An Energetic and Topological Approach to Understanding the Interplay of Noncovalent Interactions in a Series of Crystalline Spiropyrrolizine Compounds

Synthesis of quinoline-containing spiropyrrolizine was achieved via a 1,3-dipolar cycloaddition reaction of azomethine ylide (generated in situ from ninhydrin and l-proline) and (E)-2-styrylquinoline. The synthesized compounds were characterized by ¹H NMR, ¹³C NMR, HRMS, and single-crystal XRD analysis. The XRD data revealed that the solid-state structures of the compounds belong to the monoclinic system of the space group P2₁/c and are stabilized through various weak noncovalent interactions such as C-H···O, C-H···π, and π···π interactions.
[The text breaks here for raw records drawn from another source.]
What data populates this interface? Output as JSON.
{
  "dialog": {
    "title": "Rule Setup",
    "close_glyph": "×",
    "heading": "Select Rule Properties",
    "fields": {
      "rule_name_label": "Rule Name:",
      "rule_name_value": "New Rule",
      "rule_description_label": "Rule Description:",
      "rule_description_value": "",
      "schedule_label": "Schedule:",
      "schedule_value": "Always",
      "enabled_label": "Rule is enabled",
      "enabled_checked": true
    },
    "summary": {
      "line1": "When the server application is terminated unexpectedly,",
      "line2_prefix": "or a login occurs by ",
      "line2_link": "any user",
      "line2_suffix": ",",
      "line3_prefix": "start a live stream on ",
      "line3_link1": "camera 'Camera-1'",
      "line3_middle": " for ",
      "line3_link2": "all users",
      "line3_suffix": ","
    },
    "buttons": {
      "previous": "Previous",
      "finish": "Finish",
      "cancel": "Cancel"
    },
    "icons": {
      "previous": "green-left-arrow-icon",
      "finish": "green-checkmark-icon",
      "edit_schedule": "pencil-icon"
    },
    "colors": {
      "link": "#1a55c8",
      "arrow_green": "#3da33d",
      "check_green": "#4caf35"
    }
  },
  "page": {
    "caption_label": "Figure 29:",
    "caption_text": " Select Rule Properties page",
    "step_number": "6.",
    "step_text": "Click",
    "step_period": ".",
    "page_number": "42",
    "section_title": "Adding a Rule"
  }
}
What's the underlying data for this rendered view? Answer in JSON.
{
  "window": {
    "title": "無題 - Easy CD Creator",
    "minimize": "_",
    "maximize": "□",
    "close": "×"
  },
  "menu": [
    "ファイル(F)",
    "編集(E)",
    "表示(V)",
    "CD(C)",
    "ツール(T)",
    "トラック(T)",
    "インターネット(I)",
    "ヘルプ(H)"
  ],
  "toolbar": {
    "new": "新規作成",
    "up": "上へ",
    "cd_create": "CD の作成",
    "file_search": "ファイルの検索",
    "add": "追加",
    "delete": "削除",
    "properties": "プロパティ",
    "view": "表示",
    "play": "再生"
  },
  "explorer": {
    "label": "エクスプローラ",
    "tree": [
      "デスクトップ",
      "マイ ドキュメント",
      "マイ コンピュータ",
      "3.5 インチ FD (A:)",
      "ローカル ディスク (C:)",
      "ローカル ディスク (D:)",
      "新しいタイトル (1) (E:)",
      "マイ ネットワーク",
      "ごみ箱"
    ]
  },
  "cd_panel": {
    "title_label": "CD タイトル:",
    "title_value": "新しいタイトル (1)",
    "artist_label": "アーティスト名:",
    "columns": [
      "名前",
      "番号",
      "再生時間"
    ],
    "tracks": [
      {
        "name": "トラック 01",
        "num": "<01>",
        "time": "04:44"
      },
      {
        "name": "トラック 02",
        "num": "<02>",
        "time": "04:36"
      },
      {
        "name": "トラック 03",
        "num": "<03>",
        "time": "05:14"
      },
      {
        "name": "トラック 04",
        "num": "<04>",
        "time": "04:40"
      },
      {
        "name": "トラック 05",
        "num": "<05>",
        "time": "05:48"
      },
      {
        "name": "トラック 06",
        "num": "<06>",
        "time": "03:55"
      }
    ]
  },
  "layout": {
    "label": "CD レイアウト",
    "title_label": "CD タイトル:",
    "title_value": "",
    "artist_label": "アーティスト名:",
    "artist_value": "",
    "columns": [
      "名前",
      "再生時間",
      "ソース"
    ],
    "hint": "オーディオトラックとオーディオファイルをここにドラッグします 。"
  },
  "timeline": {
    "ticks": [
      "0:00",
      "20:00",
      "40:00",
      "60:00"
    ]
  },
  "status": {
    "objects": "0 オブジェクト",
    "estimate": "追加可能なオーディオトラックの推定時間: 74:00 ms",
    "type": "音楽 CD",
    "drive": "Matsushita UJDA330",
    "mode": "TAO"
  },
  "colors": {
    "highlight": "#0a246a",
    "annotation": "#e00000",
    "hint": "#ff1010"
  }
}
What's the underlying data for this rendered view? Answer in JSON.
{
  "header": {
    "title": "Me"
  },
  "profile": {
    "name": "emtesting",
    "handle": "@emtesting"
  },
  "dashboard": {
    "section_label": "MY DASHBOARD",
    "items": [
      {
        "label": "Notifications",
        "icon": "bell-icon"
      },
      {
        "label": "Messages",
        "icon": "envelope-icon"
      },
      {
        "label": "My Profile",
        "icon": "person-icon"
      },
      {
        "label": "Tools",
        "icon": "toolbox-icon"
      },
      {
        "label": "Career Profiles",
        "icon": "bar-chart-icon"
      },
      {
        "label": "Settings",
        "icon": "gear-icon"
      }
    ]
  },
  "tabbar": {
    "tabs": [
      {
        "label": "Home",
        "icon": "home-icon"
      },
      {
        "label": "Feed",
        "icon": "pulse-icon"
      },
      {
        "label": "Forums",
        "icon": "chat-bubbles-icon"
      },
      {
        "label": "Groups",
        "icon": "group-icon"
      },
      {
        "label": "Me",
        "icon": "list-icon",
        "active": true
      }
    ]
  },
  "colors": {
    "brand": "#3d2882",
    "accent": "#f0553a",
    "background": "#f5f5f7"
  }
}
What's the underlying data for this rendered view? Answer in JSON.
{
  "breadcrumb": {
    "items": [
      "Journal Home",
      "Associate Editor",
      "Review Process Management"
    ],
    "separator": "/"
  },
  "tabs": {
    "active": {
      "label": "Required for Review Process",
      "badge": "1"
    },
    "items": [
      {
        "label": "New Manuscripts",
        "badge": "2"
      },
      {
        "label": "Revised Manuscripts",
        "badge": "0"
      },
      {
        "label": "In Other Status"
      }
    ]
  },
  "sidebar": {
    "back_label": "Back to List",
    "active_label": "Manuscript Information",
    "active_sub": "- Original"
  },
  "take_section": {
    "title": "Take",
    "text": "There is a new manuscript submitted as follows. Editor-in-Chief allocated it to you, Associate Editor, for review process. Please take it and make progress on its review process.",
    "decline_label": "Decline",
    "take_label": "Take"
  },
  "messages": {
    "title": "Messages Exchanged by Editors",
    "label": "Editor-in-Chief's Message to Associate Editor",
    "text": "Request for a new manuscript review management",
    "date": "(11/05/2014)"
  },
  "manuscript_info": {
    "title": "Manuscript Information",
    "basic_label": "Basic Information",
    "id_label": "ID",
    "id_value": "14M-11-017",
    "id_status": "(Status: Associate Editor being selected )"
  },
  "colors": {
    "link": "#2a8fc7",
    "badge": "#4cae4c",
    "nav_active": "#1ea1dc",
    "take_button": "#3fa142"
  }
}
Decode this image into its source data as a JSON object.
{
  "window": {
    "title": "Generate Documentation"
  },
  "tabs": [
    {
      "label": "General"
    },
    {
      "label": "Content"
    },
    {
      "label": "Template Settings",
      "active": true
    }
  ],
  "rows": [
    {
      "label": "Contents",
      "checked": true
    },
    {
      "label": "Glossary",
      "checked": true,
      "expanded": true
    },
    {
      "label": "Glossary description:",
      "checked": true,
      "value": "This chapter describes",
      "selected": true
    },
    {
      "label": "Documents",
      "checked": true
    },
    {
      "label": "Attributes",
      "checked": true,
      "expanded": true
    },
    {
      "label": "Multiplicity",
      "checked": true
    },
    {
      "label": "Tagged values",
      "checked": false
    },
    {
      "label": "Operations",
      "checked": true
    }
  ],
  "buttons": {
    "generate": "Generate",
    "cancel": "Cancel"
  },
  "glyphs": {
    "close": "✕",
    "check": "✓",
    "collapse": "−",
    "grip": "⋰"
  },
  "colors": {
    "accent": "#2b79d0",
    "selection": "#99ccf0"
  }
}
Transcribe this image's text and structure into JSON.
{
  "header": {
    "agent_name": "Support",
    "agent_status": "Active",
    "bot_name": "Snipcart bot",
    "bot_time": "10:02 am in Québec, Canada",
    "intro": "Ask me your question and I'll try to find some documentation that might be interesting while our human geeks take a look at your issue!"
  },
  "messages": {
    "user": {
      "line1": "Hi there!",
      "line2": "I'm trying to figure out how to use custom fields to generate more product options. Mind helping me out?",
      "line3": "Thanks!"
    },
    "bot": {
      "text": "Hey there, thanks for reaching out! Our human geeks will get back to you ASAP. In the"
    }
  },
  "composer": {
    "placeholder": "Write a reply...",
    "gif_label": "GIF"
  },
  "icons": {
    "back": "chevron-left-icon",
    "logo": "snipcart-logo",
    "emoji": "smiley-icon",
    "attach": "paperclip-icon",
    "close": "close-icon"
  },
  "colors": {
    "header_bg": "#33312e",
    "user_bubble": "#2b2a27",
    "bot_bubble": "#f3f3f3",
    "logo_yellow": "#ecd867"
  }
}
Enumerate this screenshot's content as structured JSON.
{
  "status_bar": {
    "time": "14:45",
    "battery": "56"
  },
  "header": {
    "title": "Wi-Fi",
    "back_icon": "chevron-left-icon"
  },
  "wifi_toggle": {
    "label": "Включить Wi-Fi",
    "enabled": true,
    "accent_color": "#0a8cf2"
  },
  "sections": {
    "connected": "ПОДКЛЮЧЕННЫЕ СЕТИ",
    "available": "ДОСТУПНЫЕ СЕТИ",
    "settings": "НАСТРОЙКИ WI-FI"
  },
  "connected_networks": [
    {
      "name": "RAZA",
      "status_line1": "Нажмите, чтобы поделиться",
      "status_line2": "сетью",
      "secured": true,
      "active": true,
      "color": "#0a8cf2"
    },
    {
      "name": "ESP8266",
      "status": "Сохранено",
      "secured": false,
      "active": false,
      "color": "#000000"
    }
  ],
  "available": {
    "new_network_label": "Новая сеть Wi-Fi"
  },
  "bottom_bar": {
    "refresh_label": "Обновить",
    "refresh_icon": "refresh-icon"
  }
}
The noncovalent interactions are characterized and quantified through Hirshfeld surface analysis. Moreover, the interaction energies of the intermolecular noncovalent interactions are calculated through PIXEL calculation. The PIXEL calculation provides precise interaction energy with an energy decomposition scheme. Energy Framework calculations have also been performed to delve deeper into understanding the intermolecular interactions. The intermolecular interactions are further characterized using Bader's theory of "atoms in molecules" (QTAIM) and the "noncovalent" (NCI) interaction plot index. The nature and strength of noncovalent interactions are analyzed from the topological parameters at (3, -1) bond critical points (BCPs).